Connections

Universities are complex organisations. Sheffield Hallam – 4500 staff and 32000 students – is the size of a small town. That remains true even if, over the past few months, the town has become a series of connected hamlets as we have all become used to working in radically different ways. Our core purposes may be teaching and research, but, as we all know, those activities depend on the co-ordination of a vast range of underlying services. The success of the University depends as much on the effectiveness of those services as it does on anything else. It’s often difficult to remember that: we all tend to think of the University, much as we think of anything else in our lives, through the perspective we each have on the world. There’s an excellent, haunting poem by the northern Irish poet Paul Muldoon which comes to mind on this.

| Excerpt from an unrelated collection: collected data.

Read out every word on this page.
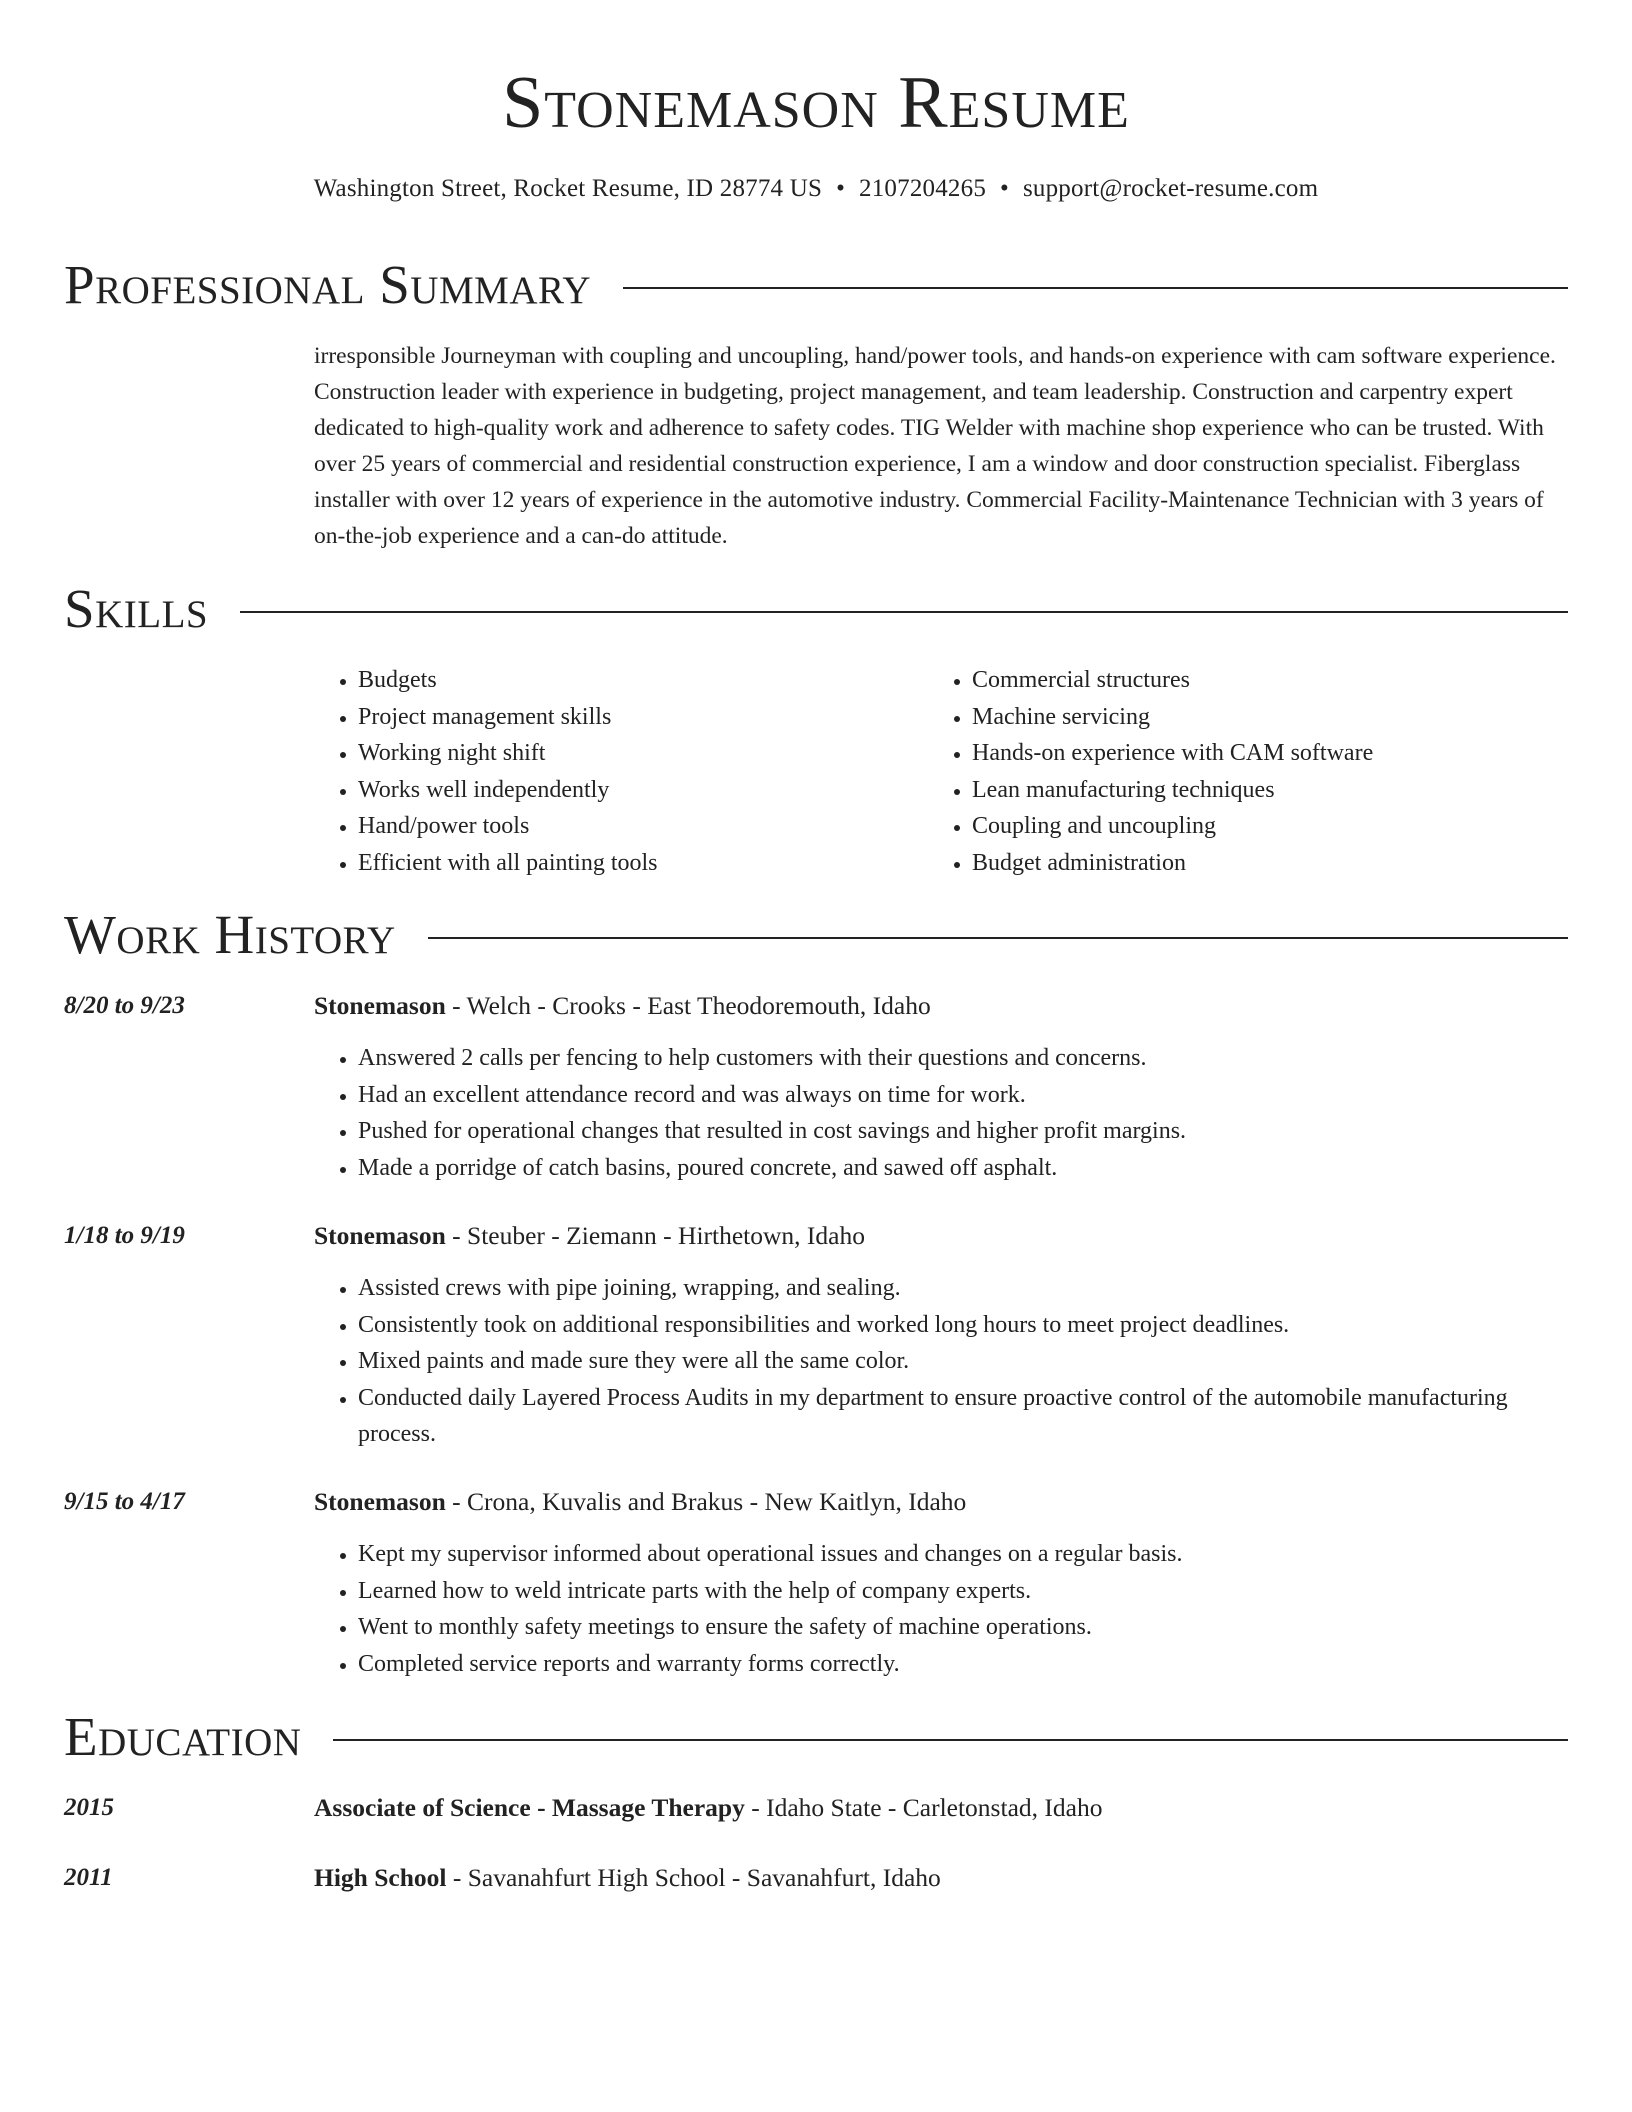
Stonemason Resume
Washington Street, Rocket Resume, ID 28774 US • 2107204265 • support@rocket-resume.com
Professional Summary

irresponsible Journeyman with coupling and uncoupling, hand/power tools, and hands-on experience with cam software experience. Construction leader with experience in budgeting, project management, and team leadership. Construction and carpentry expert dedicated to high-quality work and adherence to safety codes. TIG Welder with machine shop experience who can be trusted. With over 25 years of commercial and residential construction experience, I am a window and door construction specialist. Fiberglass installer with over 12 years of experience in the automotive industry. Commercial Facility-Maintenance Technician with 3 years of on-the-job experience and a can-do attitude.

Skills
• Budgets
• Project management skills
• Working night shift
• Works well independently
• Hand/power tools
• Efficient with all painting tools
• Commercial structures
• Machine servicing
• Hands-on experience with CAM software
• Lean manufacturing techniques
• Coupling and uncoupling
• Budget administration
Work History
8/20 to 9/23	Stonemason - Welch - Crooks - East Theodoremouth, Idaho
• Answered 2 calls per fencing to help customers with their questions and concerns.
• Had an excellent attendance record and was always on time for work.
• Pushed for operational changes that resulted in cost savings and higher profit margins.
• Made a porridge of catch basins, poured concrete, and sawed off asphalt.
1/18 to 9/19	Stonemason - Steuber - Ziemann - Hirthetown, Idaho
• Assisted crews with pipe joining, wrapping, and sealing.
• Consistently took on additional responsibilities and worked long hours to meet project deadlines.
• Mixed paints and made sure they were all the same color.
• Conducted daily Layered Process Audits in my department to ensure proactive control of the automobile manufacturing process.
9/15 to 4/17	Stonemason - Crona, Kuvalis and Brakus - New Kaitlyn, Idaho
• Kept my supervisor informed about operational issues and changes on a regular basis.
• Learned how to weld intricate parts with the help of company experts.
• Went to monthly safety meetings to ensure the safety of machine operations.
• Completed service reports and warranty forms correctly.
Education
2015	Associate of Science - Massage Therapy - Idaho State - Carletonstad, Idaho
2011	High School - Savanahfurt High School - Savanahfurt, Idaho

It’s called Wind and Tree’ and begins “In the way that most of the wind/Happens where there are trees,/Most of the world is centred/About ourselves.” Muldoon’s poem goes on to suggest, in simple language, why the world isn’t like that.

The connections and the services on which this University depends have perhaps been more clearly apparent over the last eight months. We have all depended on the University’s digital technology services and they have been remarkably resilient and effective. That’s not an accident, and it has not been true in every University. It’s a result of sustained investment in technology over the past couple of years, consequent on early decisions in Transforming Lives. But it is also a result of dedicated and persistent work by the Digital Technology Services Team, who have work to ensure the resilience of our networks and systems, to equip staff and students with the equipment they need and to maintain vigilance on the daily torrent of cyber threats to this and every other large organisation.

About half of our 32000 students are term-time residents in Sheffield, and about half commute. The University is not, itself an accommodation provider, but we work closely with accommodation providers – large organisations and private landlords – to ensure the safety and security of our students. Throughout the past term, the commitment and hard work of our accommodation services teams, often working late and unsocial hours has been remarkable: challenges have been met, at very short notice, and reports and statistics have been drawn together at pace for a wide range of audiences.

Our CHOC team – Covid Help Outbound Calling team – was established just seven weeks ago starting from a clean slate. Working through new systems and procedures, it has achieved over 500 Food Box deliveries and queries, over 300 outbound calls to support isolating students, sent 2700 emails to students support engagement with courses and paved the way for booking into our asymptomatic testing.

I spoke in last week’s all staff video about the extra-ordinary achievement of members of our Technical Operations and Resources Service in transforming Hallam Hall into an asymptomatic testing centre in not much more than ten days of frenetic, but precise work.   I was also able, just a couple of weeks ago, to visit the University’s new Creative Media Centre: space in the Harmer Building has been transformed over the summer to create a fabulous loan and support facility for students right across the University to make use of high specification kit to support their learning. I spent an afternoon, rather like a small child in a toy shop, talking to the team, exploring the shelves and looking into our stunning range of dark room and processing facilities.

And then last week one of our more innovative projects was – rightly – the winner of a Guardian University award for the most impressive innovation in supporting student experience. The Listening Rooms project has deployed qualitative research expertise to develop a genuinely innovative way of capturing student experiences and perceptions by establishing exploratory conversations around aspects of student experience amongst small groups of students, work which has already enabled us to re-design elements of induction and delivery around what students want, in ways that will work.

This has, of course, been a difficult blog to write because I could go on. There are areas of the University to which I’ve not done justice: I could have written about our employability team, our finance team, our human resources team, our estates team – and even had I done so I could have then also written about our catering teams, our security team, our planning teams, our recruitment teams – and so on and so on.   The University has depended on the interlocking and sequencing of activities all of which have had to be re-designed at speed. As vice-chancellor, I probably get to see more of the results of that than most others, but it is still easy to overlook.

Muldoon’s poem begins by talking about the solitary tree but it’s really poem about connections and interdependence. One of the most important things we have learnt over the last eight months is the power of connections – to support each other and to realise our goals.